Sławek’s harsh statements about opponents are also known from disputes with the parties forming the liberal block and after the parliamentary elections in 1930. Is there logic in it? Sławek would probably think that there was, because, in his opinion, he acted so only for the good of the state.

However, the biggest secret of Sławek’s biography is the matter of his suicide. Its causes are still one of the biggest mysteries of the Second Polish Republic. Many historians and writers have had various suggestive hypotheses. Beginning with increasing depression, through to the idea of ​​an alliance with Hitler, in order to protect the Second Polish Republic, and ending with a plot and an attempt to poison Ignacy Mościcki. The most fantastic theories (indicating that they cannot be verified in the light of the available documents) were presented by Dariusz Baliszewski, the author of the TV show „Rewizja nadzwyczajna” (“Extraordinary Review”). What do we know about it for sure?

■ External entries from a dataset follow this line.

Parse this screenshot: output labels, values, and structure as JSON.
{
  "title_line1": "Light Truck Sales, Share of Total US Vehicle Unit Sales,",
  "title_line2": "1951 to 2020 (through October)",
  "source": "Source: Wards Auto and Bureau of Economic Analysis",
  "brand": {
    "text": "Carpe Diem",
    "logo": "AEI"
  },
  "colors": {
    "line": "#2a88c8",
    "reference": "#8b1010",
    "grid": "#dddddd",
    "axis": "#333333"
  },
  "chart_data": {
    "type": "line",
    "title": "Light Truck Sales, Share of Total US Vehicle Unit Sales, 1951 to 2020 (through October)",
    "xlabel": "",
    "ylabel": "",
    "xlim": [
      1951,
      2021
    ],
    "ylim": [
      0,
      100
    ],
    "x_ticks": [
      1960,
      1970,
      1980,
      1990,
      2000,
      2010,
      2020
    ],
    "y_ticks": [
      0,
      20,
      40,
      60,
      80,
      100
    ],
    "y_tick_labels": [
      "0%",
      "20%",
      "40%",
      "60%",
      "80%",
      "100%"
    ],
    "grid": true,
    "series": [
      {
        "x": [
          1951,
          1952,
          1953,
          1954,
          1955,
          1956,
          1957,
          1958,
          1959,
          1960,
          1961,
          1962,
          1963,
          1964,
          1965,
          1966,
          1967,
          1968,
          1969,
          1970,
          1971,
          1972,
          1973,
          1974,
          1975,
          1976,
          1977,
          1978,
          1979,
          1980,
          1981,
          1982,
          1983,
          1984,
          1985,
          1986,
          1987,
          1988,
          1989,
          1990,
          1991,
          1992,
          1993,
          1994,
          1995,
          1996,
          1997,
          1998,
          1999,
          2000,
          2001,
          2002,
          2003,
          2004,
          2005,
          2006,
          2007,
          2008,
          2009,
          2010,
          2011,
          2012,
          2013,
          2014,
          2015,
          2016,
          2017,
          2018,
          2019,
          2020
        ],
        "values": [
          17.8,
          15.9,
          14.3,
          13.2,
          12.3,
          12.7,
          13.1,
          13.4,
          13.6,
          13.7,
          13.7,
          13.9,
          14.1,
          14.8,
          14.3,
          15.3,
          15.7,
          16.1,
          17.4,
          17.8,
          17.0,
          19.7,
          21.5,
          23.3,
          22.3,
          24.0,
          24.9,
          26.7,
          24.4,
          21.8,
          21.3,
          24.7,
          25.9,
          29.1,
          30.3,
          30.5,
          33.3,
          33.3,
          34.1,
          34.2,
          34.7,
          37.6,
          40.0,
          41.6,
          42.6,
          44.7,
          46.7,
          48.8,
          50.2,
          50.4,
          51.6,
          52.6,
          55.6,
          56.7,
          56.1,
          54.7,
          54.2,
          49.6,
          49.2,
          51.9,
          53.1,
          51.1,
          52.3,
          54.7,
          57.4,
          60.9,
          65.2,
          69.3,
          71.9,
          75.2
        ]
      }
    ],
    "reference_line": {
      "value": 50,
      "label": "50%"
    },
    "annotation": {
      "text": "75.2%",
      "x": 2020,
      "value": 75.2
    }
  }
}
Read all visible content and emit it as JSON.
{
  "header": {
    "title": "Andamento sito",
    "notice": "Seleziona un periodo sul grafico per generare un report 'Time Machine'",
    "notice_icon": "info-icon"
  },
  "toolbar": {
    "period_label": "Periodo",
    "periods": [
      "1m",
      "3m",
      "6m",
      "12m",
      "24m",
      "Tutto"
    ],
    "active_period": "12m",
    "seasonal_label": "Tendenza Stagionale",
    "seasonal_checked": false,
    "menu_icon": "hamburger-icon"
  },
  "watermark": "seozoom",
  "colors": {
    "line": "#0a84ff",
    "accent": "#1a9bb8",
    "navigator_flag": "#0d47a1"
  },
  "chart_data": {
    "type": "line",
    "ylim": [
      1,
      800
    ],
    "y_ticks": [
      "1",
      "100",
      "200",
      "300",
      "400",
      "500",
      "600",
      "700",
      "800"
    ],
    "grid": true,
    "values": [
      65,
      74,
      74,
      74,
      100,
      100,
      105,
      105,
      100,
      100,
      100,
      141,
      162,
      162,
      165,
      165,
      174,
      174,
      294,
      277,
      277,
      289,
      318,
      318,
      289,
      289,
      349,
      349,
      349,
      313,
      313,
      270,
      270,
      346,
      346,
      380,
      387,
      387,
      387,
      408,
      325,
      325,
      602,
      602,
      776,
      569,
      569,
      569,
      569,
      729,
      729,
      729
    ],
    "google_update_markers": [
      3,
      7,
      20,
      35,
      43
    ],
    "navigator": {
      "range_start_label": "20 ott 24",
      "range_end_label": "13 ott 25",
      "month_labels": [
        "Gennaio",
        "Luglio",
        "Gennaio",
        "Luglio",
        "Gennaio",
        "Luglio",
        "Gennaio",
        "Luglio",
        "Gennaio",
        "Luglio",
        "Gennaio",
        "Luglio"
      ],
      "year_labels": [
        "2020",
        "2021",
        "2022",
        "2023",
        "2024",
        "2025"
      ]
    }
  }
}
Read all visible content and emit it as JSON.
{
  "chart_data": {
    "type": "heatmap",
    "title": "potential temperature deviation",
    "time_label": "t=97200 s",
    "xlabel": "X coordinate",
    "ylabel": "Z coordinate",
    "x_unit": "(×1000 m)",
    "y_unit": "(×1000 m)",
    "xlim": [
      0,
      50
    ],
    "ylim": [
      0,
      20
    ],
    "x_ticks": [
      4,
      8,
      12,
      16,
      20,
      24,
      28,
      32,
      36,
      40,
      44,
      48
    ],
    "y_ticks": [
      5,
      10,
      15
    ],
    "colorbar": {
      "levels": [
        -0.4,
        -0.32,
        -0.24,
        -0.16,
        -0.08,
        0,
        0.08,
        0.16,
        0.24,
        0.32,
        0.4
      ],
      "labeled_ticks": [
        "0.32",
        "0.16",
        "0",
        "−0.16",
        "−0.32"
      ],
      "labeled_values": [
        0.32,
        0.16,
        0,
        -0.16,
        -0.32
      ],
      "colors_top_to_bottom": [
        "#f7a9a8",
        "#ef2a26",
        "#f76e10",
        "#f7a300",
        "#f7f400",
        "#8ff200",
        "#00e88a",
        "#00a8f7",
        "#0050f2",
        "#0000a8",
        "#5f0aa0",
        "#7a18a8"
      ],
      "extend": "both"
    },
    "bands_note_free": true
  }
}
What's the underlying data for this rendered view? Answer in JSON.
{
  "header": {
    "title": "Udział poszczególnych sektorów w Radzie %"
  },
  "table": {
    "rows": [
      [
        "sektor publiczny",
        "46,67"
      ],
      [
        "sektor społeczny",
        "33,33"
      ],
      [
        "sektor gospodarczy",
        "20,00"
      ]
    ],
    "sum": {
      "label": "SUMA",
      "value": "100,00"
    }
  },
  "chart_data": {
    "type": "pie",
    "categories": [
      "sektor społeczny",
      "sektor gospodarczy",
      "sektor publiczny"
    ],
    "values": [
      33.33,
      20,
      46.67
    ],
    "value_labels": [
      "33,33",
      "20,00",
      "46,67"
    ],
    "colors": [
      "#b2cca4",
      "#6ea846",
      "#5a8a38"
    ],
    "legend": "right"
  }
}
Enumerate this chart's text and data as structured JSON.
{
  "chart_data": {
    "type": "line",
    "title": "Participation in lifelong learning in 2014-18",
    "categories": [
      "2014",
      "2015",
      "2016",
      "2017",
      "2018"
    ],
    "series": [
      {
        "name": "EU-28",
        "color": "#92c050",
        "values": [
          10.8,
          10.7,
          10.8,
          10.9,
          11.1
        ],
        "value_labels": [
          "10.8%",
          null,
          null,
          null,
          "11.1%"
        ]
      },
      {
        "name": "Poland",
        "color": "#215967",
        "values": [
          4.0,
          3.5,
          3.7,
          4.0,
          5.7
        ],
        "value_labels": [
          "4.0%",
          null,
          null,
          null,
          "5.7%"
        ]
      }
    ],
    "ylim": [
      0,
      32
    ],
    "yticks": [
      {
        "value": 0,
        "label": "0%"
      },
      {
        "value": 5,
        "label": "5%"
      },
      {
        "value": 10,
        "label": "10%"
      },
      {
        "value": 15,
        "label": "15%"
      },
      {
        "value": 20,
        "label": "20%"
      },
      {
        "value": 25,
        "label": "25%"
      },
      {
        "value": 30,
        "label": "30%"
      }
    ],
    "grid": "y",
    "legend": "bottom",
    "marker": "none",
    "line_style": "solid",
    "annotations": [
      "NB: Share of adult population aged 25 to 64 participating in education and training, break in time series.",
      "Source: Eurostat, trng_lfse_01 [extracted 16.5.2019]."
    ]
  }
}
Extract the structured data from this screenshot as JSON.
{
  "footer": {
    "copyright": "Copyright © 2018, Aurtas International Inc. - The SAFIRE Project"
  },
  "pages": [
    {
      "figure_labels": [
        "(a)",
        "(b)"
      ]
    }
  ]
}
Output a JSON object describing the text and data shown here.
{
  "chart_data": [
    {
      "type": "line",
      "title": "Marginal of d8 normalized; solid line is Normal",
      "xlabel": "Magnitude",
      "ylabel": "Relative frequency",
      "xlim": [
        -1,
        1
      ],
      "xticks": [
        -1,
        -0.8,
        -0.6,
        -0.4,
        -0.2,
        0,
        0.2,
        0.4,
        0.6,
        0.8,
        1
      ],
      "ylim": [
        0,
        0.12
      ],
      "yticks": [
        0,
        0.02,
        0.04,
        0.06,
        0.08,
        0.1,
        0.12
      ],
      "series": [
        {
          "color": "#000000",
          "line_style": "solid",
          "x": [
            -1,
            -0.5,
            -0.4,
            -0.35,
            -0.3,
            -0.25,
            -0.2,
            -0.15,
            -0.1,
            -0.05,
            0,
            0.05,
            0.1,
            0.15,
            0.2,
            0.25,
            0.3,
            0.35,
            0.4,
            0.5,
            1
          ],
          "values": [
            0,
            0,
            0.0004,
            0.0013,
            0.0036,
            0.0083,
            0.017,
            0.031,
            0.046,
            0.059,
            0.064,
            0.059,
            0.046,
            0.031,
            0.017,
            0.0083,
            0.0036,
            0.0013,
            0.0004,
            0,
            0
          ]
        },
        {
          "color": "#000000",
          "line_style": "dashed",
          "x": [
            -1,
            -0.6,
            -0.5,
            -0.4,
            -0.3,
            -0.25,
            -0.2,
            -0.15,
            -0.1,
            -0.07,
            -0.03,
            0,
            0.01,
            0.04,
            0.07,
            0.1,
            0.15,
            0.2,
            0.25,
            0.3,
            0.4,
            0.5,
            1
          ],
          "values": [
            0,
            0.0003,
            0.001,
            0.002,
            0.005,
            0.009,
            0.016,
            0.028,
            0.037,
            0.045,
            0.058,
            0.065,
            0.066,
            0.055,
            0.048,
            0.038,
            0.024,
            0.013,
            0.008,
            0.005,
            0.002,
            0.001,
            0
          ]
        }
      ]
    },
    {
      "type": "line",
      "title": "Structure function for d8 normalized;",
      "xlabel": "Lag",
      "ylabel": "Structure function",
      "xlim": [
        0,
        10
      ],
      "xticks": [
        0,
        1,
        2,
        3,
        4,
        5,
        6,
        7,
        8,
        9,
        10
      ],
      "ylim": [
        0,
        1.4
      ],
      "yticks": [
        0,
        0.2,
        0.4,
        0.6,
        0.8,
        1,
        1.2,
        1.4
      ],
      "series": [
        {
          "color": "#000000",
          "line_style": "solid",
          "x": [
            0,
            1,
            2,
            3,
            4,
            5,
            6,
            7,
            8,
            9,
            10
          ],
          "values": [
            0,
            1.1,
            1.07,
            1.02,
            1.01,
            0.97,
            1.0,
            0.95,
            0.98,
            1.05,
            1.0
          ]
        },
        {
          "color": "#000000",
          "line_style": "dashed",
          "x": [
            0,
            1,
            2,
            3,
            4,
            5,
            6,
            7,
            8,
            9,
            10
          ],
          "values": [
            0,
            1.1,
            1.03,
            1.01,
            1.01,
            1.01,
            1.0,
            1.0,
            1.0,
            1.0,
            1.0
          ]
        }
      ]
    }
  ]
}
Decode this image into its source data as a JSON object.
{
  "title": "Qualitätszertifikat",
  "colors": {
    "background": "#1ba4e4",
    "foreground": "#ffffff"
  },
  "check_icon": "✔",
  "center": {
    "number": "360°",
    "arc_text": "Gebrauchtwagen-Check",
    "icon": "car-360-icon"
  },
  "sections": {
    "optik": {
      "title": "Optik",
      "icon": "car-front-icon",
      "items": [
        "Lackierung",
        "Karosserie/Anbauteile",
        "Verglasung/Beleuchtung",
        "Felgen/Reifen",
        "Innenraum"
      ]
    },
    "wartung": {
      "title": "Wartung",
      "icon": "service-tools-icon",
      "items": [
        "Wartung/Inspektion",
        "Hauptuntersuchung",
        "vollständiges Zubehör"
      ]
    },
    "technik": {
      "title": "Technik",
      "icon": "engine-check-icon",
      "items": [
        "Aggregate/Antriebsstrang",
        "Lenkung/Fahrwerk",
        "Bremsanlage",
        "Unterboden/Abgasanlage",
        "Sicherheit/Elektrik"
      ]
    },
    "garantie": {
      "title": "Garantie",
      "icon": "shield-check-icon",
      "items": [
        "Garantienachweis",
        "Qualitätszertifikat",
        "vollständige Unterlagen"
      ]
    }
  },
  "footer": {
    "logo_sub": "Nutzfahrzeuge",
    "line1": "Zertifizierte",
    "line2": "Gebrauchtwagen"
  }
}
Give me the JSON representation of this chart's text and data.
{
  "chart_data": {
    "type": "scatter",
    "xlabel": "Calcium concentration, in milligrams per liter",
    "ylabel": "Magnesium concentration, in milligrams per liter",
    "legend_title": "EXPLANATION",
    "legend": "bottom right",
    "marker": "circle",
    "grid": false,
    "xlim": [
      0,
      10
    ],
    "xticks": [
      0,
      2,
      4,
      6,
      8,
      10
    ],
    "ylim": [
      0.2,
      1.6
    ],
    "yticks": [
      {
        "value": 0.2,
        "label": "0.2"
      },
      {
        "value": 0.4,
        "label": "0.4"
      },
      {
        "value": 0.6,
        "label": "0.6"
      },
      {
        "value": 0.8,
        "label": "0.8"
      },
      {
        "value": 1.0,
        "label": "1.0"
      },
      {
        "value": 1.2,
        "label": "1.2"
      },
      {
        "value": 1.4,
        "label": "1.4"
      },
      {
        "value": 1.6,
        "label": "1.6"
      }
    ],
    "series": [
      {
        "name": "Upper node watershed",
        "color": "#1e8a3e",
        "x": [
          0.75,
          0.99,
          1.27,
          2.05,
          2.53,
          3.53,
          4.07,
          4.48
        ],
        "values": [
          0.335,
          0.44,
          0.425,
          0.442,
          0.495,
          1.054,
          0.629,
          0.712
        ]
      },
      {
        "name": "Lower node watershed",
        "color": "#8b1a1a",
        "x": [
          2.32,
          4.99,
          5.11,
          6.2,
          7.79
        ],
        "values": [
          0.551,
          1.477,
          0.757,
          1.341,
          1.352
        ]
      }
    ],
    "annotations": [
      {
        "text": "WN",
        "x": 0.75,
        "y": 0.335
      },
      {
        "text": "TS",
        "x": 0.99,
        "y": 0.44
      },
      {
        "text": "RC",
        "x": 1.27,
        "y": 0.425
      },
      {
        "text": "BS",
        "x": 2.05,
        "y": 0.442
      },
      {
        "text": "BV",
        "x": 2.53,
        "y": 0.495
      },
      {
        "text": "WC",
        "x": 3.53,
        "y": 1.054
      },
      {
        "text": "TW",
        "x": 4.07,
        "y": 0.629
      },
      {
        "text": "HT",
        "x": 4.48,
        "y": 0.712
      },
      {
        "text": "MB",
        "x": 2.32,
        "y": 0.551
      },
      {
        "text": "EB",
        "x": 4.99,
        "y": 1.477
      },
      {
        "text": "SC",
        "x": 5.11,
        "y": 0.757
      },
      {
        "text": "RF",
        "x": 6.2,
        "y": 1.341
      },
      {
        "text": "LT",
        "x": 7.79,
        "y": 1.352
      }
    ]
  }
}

Unfortunately not much. We know his short farewell letter, in which he stated that no one was to be held responsible for his death, we also know that he held the barrel of his old browning, which he had used years ago, pointing it at himself at 20.45, i.e. at the time of Piłsudski’s death. He died in the hospital the next day.

The news of Sławek’s suicide rocked public opinion. His contemporaries, as well as historians and writers formulated various more or less sensible hypotheses about its cause; they were pointing to, for example, a mysterious phone call or a telegram that he was supposed to have received on Sunday morning, 2 April, after which he took his life in the evening, while others pointed his increasing depression.

The funeral of Walery Sławek – April 5, 1939. Kazimierz Świtalski, Janusz Jędrzejewicz, Aleksander Prystor i Jędrzej Moraczewski (public domain)

This puzzle has not been solved yet and I believe the circumstances of Walery Sławek’s death will never be fully revealed. It is only guesswork, and a historian should not take part in it without credible evidence. On 5 April 1939, on the day of Sławek’s funeral at the Powązki Military Cemetery in Warsaw, the Vilnius newspaper “Słowo” wrote: “Next to the myth of the struggle for independence of Poland known to us, another myth has appeared. The myth of the mysterious life and death of Walery Sławek. He did not blame anyone, this man of no private life” – this sentence seems the perfect coda for his biography.

[1] Gustaw – pseudonym of Walery Sławek.